An employer has $500 that she can award in bonuses to her 7 employees. If she wants all of the bonuses to be in $25 increments and not everyone has to receive bonuses, how many different ways are there for her to give out bonuses?
I don't understand how to approach this problem? Is it by using combinations?
We know that 500 = 25*20 which is the number of partitions of 20 into 7 parts:
20 0 0 0 0 0 0 * 7!/6!
19 1 0 0 0 0 0 * 7!/5!
...
4 4 4 3 3 1 1 * 7!/3!2!2!
...
However, do we have to calculate all of the 20 partitions and then add up the permutations?
To approach this problem, you can use a combination of partitioning and permutations.
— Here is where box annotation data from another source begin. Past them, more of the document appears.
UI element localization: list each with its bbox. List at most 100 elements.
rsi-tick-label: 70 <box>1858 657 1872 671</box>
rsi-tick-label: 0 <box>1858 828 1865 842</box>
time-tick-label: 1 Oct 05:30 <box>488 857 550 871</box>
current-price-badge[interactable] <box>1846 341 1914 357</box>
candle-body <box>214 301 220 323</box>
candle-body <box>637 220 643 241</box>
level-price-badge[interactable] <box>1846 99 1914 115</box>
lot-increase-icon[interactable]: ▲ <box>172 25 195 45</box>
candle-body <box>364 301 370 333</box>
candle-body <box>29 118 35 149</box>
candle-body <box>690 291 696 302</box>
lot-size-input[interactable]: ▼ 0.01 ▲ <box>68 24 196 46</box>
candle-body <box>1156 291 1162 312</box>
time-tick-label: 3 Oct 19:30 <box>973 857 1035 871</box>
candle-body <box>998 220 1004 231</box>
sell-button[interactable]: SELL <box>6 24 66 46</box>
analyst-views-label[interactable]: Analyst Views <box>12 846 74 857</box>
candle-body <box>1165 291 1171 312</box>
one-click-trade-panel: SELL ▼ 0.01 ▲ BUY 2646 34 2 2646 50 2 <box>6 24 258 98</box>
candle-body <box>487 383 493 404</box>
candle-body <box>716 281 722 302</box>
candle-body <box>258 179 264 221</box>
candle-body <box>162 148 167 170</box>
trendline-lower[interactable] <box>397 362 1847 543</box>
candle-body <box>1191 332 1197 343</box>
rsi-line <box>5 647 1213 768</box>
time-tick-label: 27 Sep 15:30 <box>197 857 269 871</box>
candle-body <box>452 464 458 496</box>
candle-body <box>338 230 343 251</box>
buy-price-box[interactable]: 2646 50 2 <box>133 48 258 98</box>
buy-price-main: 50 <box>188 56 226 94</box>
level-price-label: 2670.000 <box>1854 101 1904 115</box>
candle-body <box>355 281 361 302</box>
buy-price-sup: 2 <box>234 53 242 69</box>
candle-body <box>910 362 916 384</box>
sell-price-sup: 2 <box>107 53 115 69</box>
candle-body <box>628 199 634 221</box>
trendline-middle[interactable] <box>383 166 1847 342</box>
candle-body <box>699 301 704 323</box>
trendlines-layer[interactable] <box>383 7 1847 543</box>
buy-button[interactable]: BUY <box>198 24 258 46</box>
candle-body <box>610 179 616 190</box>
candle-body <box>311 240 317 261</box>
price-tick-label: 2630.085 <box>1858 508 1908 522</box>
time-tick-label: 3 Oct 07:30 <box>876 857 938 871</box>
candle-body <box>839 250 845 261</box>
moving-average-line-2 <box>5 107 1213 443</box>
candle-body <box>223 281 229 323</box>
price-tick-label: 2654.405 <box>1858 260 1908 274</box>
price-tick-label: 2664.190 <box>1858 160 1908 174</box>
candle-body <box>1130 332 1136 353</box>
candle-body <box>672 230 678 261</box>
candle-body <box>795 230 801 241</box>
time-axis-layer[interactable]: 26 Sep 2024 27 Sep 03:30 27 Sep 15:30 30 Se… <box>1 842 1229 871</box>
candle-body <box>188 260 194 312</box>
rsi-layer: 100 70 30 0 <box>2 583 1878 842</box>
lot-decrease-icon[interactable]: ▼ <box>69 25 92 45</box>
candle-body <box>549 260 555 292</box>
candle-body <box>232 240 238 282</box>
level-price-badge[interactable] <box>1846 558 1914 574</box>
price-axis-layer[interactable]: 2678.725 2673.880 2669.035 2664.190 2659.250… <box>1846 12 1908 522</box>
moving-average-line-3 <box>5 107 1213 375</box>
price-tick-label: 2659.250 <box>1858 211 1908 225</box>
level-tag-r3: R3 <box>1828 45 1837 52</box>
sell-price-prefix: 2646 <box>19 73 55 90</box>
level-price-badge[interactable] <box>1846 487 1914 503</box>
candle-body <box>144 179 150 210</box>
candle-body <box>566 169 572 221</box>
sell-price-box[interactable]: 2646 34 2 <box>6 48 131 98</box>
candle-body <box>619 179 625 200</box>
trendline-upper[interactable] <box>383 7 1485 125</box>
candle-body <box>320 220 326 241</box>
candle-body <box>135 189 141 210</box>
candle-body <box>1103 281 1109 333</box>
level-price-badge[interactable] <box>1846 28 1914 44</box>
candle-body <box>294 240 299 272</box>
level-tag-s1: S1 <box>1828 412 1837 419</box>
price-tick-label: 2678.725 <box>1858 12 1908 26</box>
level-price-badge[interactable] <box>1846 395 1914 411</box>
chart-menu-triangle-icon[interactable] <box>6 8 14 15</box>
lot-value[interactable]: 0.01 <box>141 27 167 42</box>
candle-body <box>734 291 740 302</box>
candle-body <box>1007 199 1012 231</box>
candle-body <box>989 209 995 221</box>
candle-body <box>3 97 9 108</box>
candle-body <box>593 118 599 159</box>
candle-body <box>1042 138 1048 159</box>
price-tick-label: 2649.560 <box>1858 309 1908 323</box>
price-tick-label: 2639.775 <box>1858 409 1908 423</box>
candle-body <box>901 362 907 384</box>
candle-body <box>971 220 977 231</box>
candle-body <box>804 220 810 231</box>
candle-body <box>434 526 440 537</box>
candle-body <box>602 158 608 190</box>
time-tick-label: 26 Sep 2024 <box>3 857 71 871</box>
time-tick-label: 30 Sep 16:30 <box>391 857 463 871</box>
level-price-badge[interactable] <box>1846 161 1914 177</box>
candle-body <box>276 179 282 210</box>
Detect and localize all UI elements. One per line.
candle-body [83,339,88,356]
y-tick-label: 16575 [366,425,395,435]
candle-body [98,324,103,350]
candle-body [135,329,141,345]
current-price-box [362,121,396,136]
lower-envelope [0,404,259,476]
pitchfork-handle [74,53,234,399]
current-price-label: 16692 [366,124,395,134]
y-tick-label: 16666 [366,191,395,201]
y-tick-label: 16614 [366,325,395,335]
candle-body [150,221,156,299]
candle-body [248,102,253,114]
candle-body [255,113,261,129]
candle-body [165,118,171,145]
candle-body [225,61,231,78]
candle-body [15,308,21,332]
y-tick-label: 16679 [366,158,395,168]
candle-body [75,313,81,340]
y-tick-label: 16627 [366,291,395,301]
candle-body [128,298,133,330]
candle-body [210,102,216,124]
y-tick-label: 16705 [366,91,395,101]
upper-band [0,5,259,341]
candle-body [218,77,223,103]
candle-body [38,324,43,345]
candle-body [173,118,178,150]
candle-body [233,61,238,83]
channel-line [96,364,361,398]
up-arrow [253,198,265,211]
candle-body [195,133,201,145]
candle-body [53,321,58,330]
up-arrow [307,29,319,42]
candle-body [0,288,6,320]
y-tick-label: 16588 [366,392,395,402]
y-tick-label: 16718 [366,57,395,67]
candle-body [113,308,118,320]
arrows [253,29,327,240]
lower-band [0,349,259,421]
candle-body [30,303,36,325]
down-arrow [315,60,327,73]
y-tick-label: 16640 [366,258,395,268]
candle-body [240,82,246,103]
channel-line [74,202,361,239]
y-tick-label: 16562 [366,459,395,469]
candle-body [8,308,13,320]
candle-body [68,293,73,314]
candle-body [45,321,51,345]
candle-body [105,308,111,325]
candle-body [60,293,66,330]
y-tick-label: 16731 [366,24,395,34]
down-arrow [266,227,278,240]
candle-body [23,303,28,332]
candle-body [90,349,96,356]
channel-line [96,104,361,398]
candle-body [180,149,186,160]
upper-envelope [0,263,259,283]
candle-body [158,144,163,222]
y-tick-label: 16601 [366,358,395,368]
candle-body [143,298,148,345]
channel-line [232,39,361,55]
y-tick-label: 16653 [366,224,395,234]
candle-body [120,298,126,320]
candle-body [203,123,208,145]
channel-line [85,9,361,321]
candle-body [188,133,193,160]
First, let's consider the number of partitions of 500 into 7 parts. Each part represents the amount of bonus given to each employee. Since the bonuses are in $25 increments, we need to find the number of ways to distribute 500 as a sum of 7 whole numbers that are divisible by 25.
To simplify this, let's divide everything by 25. Now we need to find the number of ways to distribute 20 as a sum of 7 non-negative integers. This can be thought of as placing 7 identical balls into 20 distinct bins, where each bin represents one of the possible values for a bonus (0, 1, 2, ..., 20).
To count the number of ways, we can use a technique called "stars and bars". Imagine representing each bonus as a star (7 stars in total) and the bins as spaces between bars (19 spaces in total). For example, the distribution "4 4 4 3 3 1 1" can be represented as "****|****|****|***|***|*|*". There is a one-to-one correspondence between such representations and the distributions.
Now, we need to calculate the number of ways to place the 7 stars among the 19 spaces. This can be done using combinations. The formula for combinations is C(n, k) = n! / (k! * (n-k)!), where n is the total number of spaces and k is the number of stars.
In this case, the number of ways to distribute the bonuses can be calculated as C(19, 7), which equals 50388.
Therefore, there are 50388 different ways for the employer to give out the bonuses.
Note: There's no need to calculate all the 20 partitions and then add up the permutations. You can directly calculate the combinations as described above.